Secondly, co-financing has prepared Canadian studios for the upheaval caused by on-demand platforms like Netflix, Amazon, YouTube and Hulu. CCI’s Charles Falzon acknowledges that on-demand has hit DVD/video revenues, but overall “I see them as a positive development because they’re new doors to knock on.”

That sentiment is shared by J.J. Johnson, co-founder of  Sinking  Ship. Ask him about the threat of channel consolidation in Canada and he responds by saying, “there are trillions of ways to get things financed. If we had a show that was rejected by every mainstream network, we’d still find a way to get it out there, even if we had to launch our own sponsored YouTube channel.”

For the most part, Sinking Ship’s shows do get traditional commissions, such as reality kids series This is Daniel Cook (produced with marblemedia and aired on Treehouse and TVO) and live-action/CGI series Dino Dan (on TVO). But it has also successfully pursued alternative paths. A case in point was Amazon’s decision to pick up the company’s live-action sci-fi series Annedroids.
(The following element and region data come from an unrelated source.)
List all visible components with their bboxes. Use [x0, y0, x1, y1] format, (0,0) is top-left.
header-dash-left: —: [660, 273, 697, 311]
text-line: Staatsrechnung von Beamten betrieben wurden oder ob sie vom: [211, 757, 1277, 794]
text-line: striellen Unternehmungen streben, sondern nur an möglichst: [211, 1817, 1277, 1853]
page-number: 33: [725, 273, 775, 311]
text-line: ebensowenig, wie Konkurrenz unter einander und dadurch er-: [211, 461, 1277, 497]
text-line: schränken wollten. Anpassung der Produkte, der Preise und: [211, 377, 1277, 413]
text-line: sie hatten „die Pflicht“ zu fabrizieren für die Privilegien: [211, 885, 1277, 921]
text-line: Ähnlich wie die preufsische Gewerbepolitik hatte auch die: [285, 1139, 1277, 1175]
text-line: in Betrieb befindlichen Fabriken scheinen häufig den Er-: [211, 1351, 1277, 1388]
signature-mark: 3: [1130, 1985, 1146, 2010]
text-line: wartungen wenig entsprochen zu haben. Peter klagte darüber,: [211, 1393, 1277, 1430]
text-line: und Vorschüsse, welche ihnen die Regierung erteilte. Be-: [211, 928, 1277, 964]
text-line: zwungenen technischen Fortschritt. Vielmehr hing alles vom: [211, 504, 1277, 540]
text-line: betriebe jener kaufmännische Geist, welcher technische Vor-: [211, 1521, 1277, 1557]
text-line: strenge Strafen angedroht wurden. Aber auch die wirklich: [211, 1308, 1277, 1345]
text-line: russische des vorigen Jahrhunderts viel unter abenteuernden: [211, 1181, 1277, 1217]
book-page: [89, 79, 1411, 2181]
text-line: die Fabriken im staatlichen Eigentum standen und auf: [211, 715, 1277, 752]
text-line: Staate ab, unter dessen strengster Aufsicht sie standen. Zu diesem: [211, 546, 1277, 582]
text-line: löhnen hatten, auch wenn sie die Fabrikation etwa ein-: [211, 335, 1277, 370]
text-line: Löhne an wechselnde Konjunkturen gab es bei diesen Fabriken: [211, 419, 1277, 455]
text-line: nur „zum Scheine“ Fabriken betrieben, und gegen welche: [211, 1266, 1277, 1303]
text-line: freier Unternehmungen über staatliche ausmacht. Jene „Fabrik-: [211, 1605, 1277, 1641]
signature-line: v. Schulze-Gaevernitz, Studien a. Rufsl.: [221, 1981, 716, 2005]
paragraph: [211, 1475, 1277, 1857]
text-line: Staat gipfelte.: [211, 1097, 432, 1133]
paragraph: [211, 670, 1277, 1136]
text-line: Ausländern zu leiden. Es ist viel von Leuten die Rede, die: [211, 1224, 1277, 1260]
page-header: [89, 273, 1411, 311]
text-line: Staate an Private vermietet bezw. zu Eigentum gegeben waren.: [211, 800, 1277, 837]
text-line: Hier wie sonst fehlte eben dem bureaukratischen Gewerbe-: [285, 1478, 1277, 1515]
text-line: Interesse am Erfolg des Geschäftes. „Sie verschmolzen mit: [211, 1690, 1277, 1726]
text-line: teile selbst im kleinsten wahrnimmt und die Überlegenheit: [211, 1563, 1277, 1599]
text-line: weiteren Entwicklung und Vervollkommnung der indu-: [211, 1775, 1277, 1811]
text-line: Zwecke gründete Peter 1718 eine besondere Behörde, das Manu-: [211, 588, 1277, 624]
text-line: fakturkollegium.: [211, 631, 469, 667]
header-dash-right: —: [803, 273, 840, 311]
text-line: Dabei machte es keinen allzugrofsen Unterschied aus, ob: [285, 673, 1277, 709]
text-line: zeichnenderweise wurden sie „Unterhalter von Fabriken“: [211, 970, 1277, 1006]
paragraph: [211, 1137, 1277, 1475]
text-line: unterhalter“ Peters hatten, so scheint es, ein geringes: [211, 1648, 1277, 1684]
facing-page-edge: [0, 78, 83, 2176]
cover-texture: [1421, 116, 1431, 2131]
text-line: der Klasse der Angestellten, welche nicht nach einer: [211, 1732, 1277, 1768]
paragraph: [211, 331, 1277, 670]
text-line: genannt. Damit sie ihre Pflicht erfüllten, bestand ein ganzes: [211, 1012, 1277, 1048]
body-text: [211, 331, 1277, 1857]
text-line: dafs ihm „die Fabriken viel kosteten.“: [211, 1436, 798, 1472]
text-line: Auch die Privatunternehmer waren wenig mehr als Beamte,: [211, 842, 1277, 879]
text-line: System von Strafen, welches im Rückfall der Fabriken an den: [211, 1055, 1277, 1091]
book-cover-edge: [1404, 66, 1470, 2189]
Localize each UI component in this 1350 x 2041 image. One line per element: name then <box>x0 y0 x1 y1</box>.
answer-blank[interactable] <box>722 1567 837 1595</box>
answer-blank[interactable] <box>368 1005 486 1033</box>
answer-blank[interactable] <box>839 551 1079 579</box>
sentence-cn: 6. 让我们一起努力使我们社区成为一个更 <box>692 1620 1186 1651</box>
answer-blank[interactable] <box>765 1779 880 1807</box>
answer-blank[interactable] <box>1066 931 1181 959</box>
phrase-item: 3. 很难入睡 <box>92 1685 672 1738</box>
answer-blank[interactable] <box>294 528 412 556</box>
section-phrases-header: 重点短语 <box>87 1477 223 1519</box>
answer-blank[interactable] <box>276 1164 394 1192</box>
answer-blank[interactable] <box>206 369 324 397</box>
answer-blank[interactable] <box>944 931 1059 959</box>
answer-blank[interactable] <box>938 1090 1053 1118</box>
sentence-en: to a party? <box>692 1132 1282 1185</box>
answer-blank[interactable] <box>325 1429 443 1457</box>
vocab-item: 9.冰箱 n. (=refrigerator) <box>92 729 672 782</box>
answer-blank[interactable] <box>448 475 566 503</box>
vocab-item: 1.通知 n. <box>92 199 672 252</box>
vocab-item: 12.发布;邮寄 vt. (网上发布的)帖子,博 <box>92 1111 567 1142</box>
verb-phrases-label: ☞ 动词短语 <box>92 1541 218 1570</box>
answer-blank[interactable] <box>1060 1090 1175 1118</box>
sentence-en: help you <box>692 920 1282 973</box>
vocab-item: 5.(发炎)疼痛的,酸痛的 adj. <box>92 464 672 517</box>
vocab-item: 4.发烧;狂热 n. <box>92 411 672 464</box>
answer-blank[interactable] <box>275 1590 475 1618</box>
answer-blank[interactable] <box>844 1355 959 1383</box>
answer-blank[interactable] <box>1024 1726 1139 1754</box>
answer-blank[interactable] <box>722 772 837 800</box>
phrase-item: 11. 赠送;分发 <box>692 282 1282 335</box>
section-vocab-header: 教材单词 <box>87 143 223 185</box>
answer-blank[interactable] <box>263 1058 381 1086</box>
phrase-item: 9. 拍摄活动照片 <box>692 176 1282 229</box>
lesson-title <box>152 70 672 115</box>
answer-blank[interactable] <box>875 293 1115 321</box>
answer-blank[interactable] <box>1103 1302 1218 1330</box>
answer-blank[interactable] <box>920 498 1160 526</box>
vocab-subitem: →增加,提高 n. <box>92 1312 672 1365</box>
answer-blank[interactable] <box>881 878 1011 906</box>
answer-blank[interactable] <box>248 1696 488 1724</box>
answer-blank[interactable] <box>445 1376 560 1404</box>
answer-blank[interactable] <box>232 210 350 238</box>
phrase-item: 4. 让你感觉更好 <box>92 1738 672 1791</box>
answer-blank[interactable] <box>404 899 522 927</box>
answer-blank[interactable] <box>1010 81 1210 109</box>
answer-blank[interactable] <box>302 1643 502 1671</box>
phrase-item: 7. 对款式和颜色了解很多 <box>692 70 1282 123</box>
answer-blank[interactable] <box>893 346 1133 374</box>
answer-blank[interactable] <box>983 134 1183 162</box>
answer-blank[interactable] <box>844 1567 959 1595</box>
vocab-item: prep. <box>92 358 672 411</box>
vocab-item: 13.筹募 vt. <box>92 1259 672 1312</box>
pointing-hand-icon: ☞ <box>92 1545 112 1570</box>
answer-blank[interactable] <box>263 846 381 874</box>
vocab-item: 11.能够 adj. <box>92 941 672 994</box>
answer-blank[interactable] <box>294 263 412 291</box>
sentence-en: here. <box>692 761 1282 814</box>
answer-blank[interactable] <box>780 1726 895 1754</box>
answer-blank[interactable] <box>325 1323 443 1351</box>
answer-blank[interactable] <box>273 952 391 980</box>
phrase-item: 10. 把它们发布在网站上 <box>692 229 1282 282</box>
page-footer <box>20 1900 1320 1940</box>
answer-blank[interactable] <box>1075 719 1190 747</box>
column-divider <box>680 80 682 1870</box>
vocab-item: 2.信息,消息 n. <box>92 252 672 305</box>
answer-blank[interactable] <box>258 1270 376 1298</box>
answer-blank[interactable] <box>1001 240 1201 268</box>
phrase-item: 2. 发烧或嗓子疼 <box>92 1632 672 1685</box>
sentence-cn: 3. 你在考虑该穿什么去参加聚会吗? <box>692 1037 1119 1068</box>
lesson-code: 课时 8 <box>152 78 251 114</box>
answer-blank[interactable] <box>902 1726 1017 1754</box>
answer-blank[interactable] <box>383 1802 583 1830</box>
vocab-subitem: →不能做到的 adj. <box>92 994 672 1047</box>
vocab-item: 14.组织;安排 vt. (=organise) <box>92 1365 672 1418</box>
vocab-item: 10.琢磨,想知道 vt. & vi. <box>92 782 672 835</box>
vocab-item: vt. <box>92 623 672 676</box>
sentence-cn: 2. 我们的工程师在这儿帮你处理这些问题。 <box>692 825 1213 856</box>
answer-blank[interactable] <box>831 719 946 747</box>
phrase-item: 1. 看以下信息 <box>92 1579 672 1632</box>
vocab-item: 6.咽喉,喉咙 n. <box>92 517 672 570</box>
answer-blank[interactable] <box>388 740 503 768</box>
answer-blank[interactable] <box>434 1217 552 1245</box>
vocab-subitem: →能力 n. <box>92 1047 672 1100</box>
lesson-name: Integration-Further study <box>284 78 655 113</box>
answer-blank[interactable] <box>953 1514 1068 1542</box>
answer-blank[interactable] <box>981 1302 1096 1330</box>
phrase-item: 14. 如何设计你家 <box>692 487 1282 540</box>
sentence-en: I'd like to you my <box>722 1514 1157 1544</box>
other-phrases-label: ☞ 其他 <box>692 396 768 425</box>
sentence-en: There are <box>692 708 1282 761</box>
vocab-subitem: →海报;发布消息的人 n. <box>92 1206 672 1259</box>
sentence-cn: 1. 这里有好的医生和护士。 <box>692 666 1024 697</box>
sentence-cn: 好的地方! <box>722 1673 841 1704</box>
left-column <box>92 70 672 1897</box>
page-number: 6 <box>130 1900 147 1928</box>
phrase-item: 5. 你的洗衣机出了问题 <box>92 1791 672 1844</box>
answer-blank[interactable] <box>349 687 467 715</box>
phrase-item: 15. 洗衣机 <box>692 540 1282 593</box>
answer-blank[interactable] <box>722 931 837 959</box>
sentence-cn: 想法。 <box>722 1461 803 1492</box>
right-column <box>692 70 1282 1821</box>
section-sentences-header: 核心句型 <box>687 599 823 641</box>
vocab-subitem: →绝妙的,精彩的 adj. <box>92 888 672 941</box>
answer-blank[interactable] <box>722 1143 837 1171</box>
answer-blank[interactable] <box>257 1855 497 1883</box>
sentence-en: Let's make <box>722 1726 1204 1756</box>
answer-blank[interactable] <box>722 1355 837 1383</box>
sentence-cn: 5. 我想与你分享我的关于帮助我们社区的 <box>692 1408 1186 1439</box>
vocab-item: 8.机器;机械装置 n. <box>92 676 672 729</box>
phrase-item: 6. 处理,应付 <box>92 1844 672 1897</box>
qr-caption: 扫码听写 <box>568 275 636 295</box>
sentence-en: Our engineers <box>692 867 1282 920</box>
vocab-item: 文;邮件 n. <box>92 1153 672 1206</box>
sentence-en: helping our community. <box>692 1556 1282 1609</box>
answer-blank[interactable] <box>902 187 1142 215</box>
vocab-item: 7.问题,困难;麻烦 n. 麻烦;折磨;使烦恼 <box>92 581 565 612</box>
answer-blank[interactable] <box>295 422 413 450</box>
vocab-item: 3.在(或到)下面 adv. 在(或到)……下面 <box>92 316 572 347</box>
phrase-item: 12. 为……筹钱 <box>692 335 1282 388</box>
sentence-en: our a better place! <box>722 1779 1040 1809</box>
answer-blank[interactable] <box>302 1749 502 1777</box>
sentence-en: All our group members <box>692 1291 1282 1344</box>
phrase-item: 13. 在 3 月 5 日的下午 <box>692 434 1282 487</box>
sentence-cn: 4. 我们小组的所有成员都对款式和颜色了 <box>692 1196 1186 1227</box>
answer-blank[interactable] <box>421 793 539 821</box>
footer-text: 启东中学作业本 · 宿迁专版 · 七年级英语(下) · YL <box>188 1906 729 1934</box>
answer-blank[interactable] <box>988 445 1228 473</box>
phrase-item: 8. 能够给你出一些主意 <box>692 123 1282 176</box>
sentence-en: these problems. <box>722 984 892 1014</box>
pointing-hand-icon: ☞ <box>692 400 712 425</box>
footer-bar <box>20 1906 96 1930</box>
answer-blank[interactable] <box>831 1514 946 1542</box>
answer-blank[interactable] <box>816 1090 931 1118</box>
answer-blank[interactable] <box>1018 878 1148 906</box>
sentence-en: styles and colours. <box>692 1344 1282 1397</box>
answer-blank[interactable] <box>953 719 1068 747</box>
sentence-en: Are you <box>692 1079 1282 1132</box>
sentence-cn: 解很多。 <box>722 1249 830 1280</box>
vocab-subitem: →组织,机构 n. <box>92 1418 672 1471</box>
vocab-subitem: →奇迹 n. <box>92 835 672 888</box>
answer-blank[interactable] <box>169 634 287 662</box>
Emphasizing the ease with which Canadian firms work across borders, the company is also making Odd Squad for PBS in the US, another live-action idea that was devised by L.A.-based Tim McKeon and Adam Peltzman.

Johnson quite likes the idea of a producer (such as DHX) taking over TV channels “because it might bring a different sensibility.” But if he has a concern, it’s that Canada “should probably be creating more global hits. So my question for the industry would be how do we create the framework for those big L&M successes?”

Possibly, that is what is happening right now. With companies like eOne, DHX, Shaftesbury, Breakthrough, 9 Story, CCI and marblemedia all well-established on the international market, it might just be a matter of time before a Canadian show takes the world by storm.

CCI’s Falzon thinks the industry is well-placed for such an eventuality. “There was a time when Canada’s primary appeal to the international market was the financial benefit it could bring to a coproduction. But I think we’ve moved past that now. These days we’re recognized as reliable partners with a good reputation for delivering shows to the world.”

But it would be wrong to think the next few years will be easy. Breakthrough’s Levy acknowledges this. “Everybody has to learn to be adaptable,” he says. “No one in kids can afford to be complacent on either the creative or the financing side.”